入院の思い出

先ほど書いた、33歳の夏の入院について書きたい。
入院の経緯はこうだ。6月の終わり、暑くなりかけていたとき、突如排便が真っ黒になった。が、仕事が忙しかったため、すぐ元に戻るだろうと、放置しておいた。3日間くらい真っ黒な排便が出続けたあと、7月1日夜7時頃、突然前触れもなく、仕事場で倒れた。ガス欠で自動車が止まるように、私の体から力が抜けていった。「あ、やばい・・・」このまま自分がどうなるのか予想できず、ひどく不安になった。
後で聞いたが、原因は貧血だったらしい。排便が黒かった原因は、十二指腸潰瘍がもたらした出血であり、血便だったから黒かったというのだ。

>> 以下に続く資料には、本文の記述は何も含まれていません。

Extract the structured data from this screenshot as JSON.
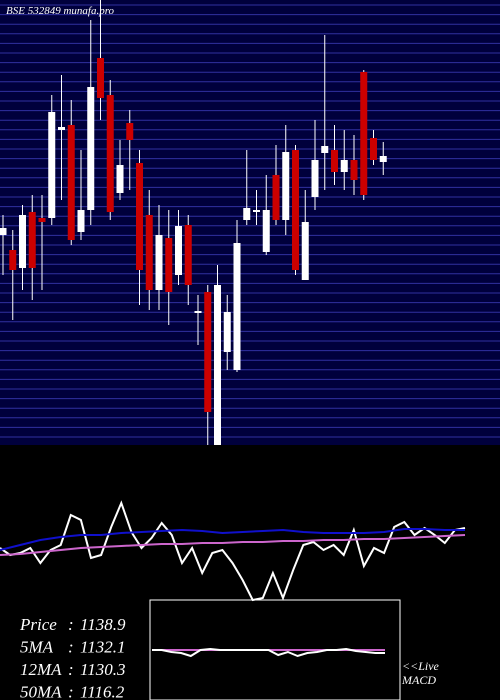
{
  "chart_data": [
    {
      "type": "candlestick",
      "title": "BSE 532849 munafa.pro",
      "ylim": [
        900,
        1256
      ],
      "up_color": "#ffffff",
      "down_color": "#cc0000",
      "background": "#00003c",
      "grid": true,
      "open": [
        1068,
        1056,
        1041.6,
        1086.4,
        1081.6,
        1081.6,
        1152,
        1156,
        1070.4,
        1088,
        1209.6,
        1180,
        1101.6,
        1157.6,
        1125.6,
        1084,
        1024,
        1065.6,
        1036,
        1076,
        1005.6,
        1022.4,
        900,
        974.4,
        960,
        1080,
        1086.4,
        1054.4,
        1116,
        1080,
        1136,
        1032,
        1098.4,
        1133.6,
        1136,
        1118.4,
        1128,
        1198.4,
        1145.6,
        1126.4
      ],
      "high": [
        1084,
        1072,
        1092,
        1100,
        1100,
        1180,
        1196,
        1176,
        1136,
        1240,
        1256,
        1192,
        1144,
        1168,
        1136,
        1104,
        1092,
        1088,
        1088,
        1084,
        1020,
        1028,
        1044,
        1020,
        1080,
        1136,
        1104,
        1116,
        1140,
        1156,
        1140,
        1104,
        1160,
        1228,
        1156,
        1152,
        1148,
        1200,
        1152,
        1142.4
      ],
      "low": [
        1036,
        1000,
        1024,
        1016,
        1024,
        1076,
        1096,
        1060,
        1064,
        1076,
        1160,
        1080,
        1096,
        1104,
        1012,
        1008,
        1008,
        996,
        1028,
        1012,
        980,
        900,
        900,
        960,
        958.4,
        1076,
        1076,
        1052,
        1076,
        1068,
        1036,
        1032,
        1088,
        1104,
        1108,
        1104,
        1100,
        1096,
        1124,
        1116
      ],
      "close": [
        1073.6,
        1040,
        1084,
        1041.6,
        1078.4,
        1166.4,
        1154.4,
        1064,
        1088,
        1186.4,
        1177.6,
        1086.4,
        1124,
        1144,
        1040,
        1024,
        1068,
        1022.4,
        1075.2,
        1028,
        1007.2,
        926.4,
        1028,
        1006.4,
        1061.6,
        1089.6,
        1088,
        1088,
        1080,
        1134.4,
        1040,
        1078.4,
        1128,
        1139.2,
        1118.4,
        1128,
        1112,
        1100,
        1128,
        1131.2
      ]
    },
    {
      "type": "line",
      "ylim": [
        0,
        155
      ],
      "series": [
        {
          "color": "#ffffff",
          "values": [
            52,
            45,
            47,
            52,
            37,
            50,
            55,
            85,
            80,
            42,
            45,
            73,
            97,
            68,
            52,
            62,
            77,
            65,
            37,
            52,
            27,
            47,
            50,
            37,
            20,
            0,
            2,
            27,
            2,
            30,
            55,
            58,
            50,
            55,
            45,
            70,
            34,
            52,
            47,
            73,
            78,
            65,
            72,
            65,
            57,
            70,
            72
          ]
        },
        {
          "color": "#1010cc",
          "values": [
            50,
            55,
            60,
            63,
            65,
            65,
            67,
            68,
            69,
            70,
            69,
            67,
            68,
            69,
            70,
            68,
            67,
            67,
            67,
            68,
            71,
            71,
            70,
            70
          ]
        },
        {
          "color": "#cc66cc",
          "values": [
            45,
            46,
            48,
            50,
            52,
            53,
            54,
            55,
            56,
            56,
            57,
            57,
            58,
            58,
            59,
            59,
            60,
            60,
            61,
            61,
            62,
            63,
            64,
            65
          ]
        }
      ]
    },
    {
      "type": "line",
      "ylim": [
        0,
        100
      ],
      "macd_label": [
        "<<Live",
        "MACD"
      ],
      "series": [
        {
          "color": "#cc66cc",
          "values": [
            50,
            50,
            50,
            50,
            50,
            50,
            50,
            50,
            50,
            50,
            50,
            50,
            50,
            50,
            50,
            50,
            50,
            50,
            50,
            50,
            50,
            50,
            50,
            50,
            50
          ]
        },
        {
          "color": "#ffffff",
          "values": [
            50,
            50,
            48,
            47,
            44,
            50,
            51,
            50,
            50,
            50,
            50,
            50,
            50,
            45,
            48,
            44,
            47,
            48,
            50,
            50,
            51,
            49,
            48,
            47,
            47
          ]
        }
      ]
    }
  ],
  "legend": [
    {
      "label": "Price",
      "value": 1138.9
    },
    {
      "label": "5MA",
      "value": 1132.1
    },
    {
      "label": "12MA",
      "value": 1130.3
    },
    {
      "label": "50MA",
      "value": 1116.2
    }
  ]
}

診察のとき医者の先生が私に言った。こんなことしてたら死にますよ、と。脅しとは分かったが、このことが自分のこれまでの来し方、これからの生き方について考えさせられるきっかけとなった。
直ちに入院させられた。仕事場のそばの病院への緊急入院。保険証もない。着替えもない。当時、仕事場が明石市付近、住んでいるのが豊中市ということで、家から非常に遠く、しかも生まれたばかりの子どもを抱える奥さんは、残念だけど入院中の病院まで行けないとのこと。孤独な入院生活が始まった。
退院まで5日間くらいだったが、ラッキーなことに個室に入れたということもあり、朝から晩まで毎日、自分のこれまでのこと、これからのことなど、ひとり静かに、じっくり考えることが出来た。考えたというより、俺の人生このままでいいのか、と、ひたすら反芻したのだった。

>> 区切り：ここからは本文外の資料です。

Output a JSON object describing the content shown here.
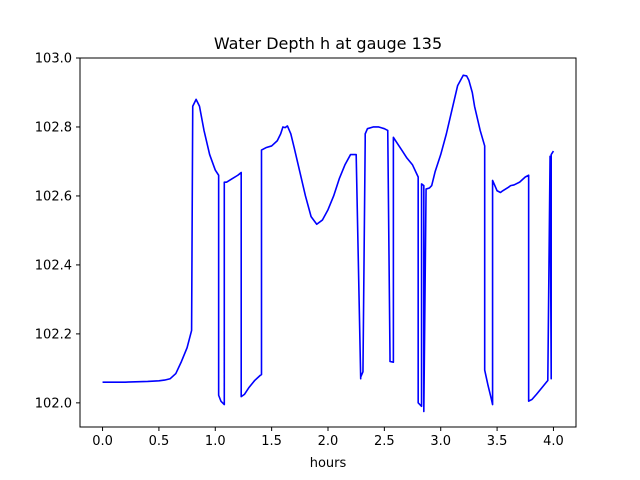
{
  "chart_data": {
    "type": "line",
    "title": "Water Depth h at gauge 135",
    "xlabel": "hours",
    "ylabel": "",
    "xlim": [
      -0.2,
      4.2
    ],
    "ylim": [
      101.93,
      103.0
    ],
    "xticks": [
      0.0,
      0.5,
      1.0,
      1.5,
      2.0,
      2.5,
      3.0,
      3.5,
      4.0
    ],
    "xtick_labels": [
      "0.0",
      "0.5",
      "1.0",
      "1.5",
      "2.0",
      "2.5",
      "3.0",
      "3.5",
      "4.0"
    ],
    "yticks": [
      102.0,
      102.2,
      102.4,
      102.6,
      102.8,
      103.0
    ],
    "ytick_labels": [
      "102.0",
      "102.2",
      "102.4",
      "102.6",
      "102.8",
      "103.0"
    ],
    "grid": false,
    "legend": "none",
    "series": [
      {
        "color": "#0000ff",
        "x": [
          0.0,
          0.2,
          0.4,
          0.5,
          0.55,
          0.6,
          0.65,
          0.7,
          0.75,
          0.79,
          0.8,
          0.83,
          0.86,
          0.9,
          0.95,
          1.0,
          1.03,
          1.03,
          1.05,
          1.08,
          1.08,
          1.1,
          1.15,
          1.2,
          1.23,
          1.23,
          1.26,
          1.3,
          1.35,
          1.4,
          1.41,
          1.41,
          1.45,
          1.5,
          1.55,
          1.58,
          1.6,
          1.62,
          1.64,
          1.67,
          1.7,
          1.75,
          1.8,
          1.85,
          1.9,
          1.95,
          2.0,
          2.05,
          2.1,
          2.15,
          2.2,
          2.25,
          2.29,
          2.29,
          2.31,
          2.33,
          2.33,
          2.35,
          2.4,
          2.45,
          2.5,
          2.53,
          2.55,
          2.55,
          2.58,
          2.58,
          2.6,
          2.63,
          2.66,
          2.7,
          2.75,
          2.8,
          2.8,
          2.83,
          2.83,
          2.85,
          2.85,
          2.87,
          2.9,
          2.92,
          2.95,
          3.0,
          3.05,
          3.1,
          3.15,
          3.2,
          3.23,
          3.25,
          3.28,
          3.3,
          3.35,
          3.39,
          3.39,
          3.42,
          3.45,
          3.46,
          3.46,
          3.48,
          3.5,
          3.53,
          3.55,
          3.6,
          3.62,
          3.65,
          3.7,
          3.75,
          3.78,
          3.78,
          3.81,
          3.85,
          3.9,
          3.95,
          3.95,
          3.97,
          3.98,
          3.98,
          4.0
        ],
        "y": [
          102.06,
          102.06,
          102.062,
          102.064,
          102.066,
          102.07,
          102.085,
          102.12,
          102.16,
          102.21,
          102.86,
          102.88,
          102.86,
          102.79,
          102.72,
          102.675,
          102.66,
          102.022,
          102.005,
          101.995,
          102.64,
          102.64,
          102.65,
          102.66,
          102.668,
          102.018,
          102.025,
          102.045,
          102.065,
          102.08,
          102.082,
          102.733,
          102.74,
          102.745,
          102.76,
          102.78,
          102.8,
          102.798,
          102.803,
          102.78,
          102.74,
          102.67,
          102.6,
          102.54,
          102.518,
          102.53,
          102.56,
          102.6,
          102.65,
          102.69,
          102.72,
          102.72,
          102.07,
          102.075,
          102.09,
          102.76,
          102.78,
          102.795,
          102.8,
          102.8,
          102.795,
          102.79,
          102.135,
          102.12,
          102.118,
          102.77,
          102.76,
          102.745,
          102.73,
          102.71,
          102.69,
          102.655,
          102.0,
          101.99,
          102.635,
          102.63,
          101.975,
          102.62,
          102.623,
          102.63,
          102.67,
          102.72,
          102.78,
          102.85,
          102.92,
          102.95,
          102.948,
          102.935,
          102.9,
          102.86,
          102.79,
          102.745,
          102.095,
          102.05,
          102.01,
          101.995,
          102.645,
          102.63,
          102.615,
          102.61,
          102.615,
          102.625,
          102.63,
          102.632,
          102.64,
          102.655,
          102.66,
          102.005,
          102.01,
          102.025,
          102.045,
          102.065,
          102.07,
          102.715,
          102.07,
          102.72,
          102.73
        ]
      }
    ]
  }
}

思えばあれから、本を読むようになった。それまでも読むのは嫌いではなかったが、今とは比べ物にならない。私が本を読みまくるのは、本が好きだから、という訳じゃなく、何かに追い立てられて読んでいるのかも知れない。
それも最近変わってきた気がするが・・・それはまた今度機会があったら書きたい。